What is first apparent is that several of the keywords returned do not contain ‘luxury’ or ‘london’ even through the seed phrase was ‘luxury hotel in london’, such as ‘booking com london’. This has happened because SemRush does not know that we are conducting conversion focused keyword research. These are all related keywords, and sometimes, getting a list of keywords which are broadly relevant to the seed phrase is useful, such as when gathering content ideas for high funnel awareness building activity. But for our purposes of performing conversion focused keyword research, we need tightly related keywords to answer our specific need to find out how many people are interested in staying in a luxury hotel in london. To get this, we will use constraints – specified words which must be included in all related keywords returned.
Constraints are generated automatically to refine the keywords
There is a function in Keyword Harvester called autoconstraint, which makes it possible to do automated keyword research that’s narrowly related to a topic. When on, it will guess the constraints (the include-words to specify to SEMRush) by parsing up the seed phrases and including each one in the API call. It makes things a lot quicker, but they can still be added manually for that extra level of precision.
Back to the use case. For starters, I only want keywords about hotels! So that will be my first constraint.

That made things better. But ‘luxury’ isn’t included in several of the keywords. This will be the second constraint.

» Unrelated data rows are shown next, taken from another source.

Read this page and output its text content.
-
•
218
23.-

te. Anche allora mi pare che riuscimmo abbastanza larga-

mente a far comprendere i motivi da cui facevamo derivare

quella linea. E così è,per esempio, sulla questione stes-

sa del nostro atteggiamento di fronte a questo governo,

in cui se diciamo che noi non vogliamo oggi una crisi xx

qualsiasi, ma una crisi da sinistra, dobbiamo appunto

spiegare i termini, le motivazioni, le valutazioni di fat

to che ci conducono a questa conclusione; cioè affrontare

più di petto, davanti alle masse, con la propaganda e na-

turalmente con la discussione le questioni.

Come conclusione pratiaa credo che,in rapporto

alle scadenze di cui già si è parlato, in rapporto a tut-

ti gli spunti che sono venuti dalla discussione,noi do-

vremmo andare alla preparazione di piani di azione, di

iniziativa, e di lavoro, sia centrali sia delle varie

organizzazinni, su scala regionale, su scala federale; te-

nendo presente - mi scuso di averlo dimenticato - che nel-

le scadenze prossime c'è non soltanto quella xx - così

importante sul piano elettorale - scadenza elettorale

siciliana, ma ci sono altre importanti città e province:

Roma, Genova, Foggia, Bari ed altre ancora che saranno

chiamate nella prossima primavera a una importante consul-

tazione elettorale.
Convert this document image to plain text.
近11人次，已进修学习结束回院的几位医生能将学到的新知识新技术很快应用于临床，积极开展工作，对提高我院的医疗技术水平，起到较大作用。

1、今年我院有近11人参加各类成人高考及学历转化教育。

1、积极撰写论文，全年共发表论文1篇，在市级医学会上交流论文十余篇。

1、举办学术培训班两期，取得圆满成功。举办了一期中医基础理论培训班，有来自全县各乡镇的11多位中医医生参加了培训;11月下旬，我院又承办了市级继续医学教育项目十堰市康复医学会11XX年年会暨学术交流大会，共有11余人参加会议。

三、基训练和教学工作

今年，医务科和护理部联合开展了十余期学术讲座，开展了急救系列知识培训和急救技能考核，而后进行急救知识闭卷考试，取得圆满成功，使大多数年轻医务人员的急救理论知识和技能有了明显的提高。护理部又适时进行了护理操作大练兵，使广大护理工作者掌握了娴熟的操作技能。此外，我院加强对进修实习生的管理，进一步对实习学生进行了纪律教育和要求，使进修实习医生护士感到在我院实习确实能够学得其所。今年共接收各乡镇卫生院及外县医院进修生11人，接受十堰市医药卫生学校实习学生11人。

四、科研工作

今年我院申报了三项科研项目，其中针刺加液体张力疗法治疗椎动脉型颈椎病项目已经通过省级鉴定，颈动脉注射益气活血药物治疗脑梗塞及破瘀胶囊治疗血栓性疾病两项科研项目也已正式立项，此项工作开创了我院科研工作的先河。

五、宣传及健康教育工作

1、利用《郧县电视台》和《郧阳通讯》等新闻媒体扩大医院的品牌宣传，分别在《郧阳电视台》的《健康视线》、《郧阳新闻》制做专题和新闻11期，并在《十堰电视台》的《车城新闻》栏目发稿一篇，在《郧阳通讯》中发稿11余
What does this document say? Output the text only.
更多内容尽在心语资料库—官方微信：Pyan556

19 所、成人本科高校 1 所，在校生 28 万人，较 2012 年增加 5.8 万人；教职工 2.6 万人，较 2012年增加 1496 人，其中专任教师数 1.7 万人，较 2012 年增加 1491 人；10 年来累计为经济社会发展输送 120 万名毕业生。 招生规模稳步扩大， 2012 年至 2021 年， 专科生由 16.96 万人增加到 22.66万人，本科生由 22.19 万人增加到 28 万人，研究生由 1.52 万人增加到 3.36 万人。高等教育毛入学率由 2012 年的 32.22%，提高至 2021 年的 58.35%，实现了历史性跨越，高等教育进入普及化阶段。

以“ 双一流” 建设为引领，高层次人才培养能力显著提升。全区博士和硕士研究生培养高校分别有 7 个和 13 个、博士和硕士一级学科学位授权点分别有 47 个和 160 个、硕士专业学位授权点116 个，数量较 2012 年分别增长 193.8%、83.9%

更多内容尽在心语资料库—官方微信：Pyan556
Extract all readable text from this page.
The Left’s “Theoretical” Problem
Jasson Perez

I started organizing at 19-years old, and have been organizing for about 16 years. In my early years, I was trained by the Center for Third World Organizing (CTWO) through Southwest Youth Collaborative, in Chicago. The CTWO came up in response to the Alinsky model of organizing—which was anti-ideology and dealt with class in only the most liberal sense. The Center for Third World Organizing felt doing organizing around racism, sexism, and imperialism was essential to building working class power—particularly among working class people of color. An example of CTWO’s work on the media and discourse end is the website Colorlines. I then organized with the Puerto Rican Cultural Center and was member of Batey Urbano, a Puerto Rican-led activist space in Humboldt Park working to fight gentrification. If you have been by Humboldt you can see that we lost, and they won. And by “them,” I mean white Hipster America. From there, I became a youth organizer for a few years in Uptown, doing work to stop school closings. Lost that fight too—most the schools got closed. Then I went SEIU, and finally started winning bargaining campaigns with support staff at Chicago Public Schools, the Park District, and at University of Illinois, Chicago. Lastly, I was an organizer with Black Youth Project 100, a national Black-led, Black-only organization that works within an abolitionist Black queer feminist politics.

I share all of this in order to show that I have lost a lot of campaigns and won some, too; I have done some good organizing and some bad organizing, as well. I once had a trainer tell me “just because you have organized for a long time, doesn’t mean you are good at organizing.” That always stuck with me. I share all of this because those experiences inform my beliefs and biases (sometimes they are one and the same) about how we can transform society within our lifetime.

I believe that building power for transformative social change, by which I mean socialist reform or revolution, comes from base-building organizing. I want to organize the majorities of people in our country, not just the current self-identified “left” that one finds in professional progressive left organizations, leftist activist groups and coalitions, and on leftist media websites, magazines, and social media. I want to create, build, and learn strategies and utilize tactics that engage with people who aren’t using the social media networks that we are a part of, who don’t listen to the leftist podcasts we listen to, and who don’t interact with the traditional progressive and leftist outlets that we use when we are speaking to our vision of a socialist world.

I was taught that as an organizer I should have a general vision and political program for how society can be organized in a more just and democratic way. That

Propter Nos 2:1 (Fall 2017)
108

Better, but we’re not there yet. I would like to only have keywords which specify ‘london’ (Google’s searcher location detection for generics notwithstanding, for the purposes of example):

That’s more like it! That’s just for one seed phrase. I can feed in multiple phrases and this process will be automatically applied.
- Time elapsed: < 1 minute
- Mental state: Unrattled
- Focus of mind: ‘How can this information be used to achieve our objectives?’ rather than ‘Why is this tool so slow’
The Tech
The SemRush API reports ‘phrase_this’ and ‘phrase_related’ are called from Google Colabs using the python-semrush package, with the request parameters modified to reference the user input values for the seed phrase, market and constraint parameters. The data is transformed in Pandas and is read from / written to Google Sheets with Gspread.

Freedom
By allowing for better field drainage, access to the most fertile soils, and saving of labor time, the heavy plough stimulated food production and, as a consequence, population growth, specialization of function, urbanization, and the growth of leisure. It made a lot of people more free to do other things.
Using Keyword Harvester to part-automate my keyword research has saved me time by taking the friction out of the soil, thanks to the versatility of the SemRush API and the speed and simplicity of Google Colabs.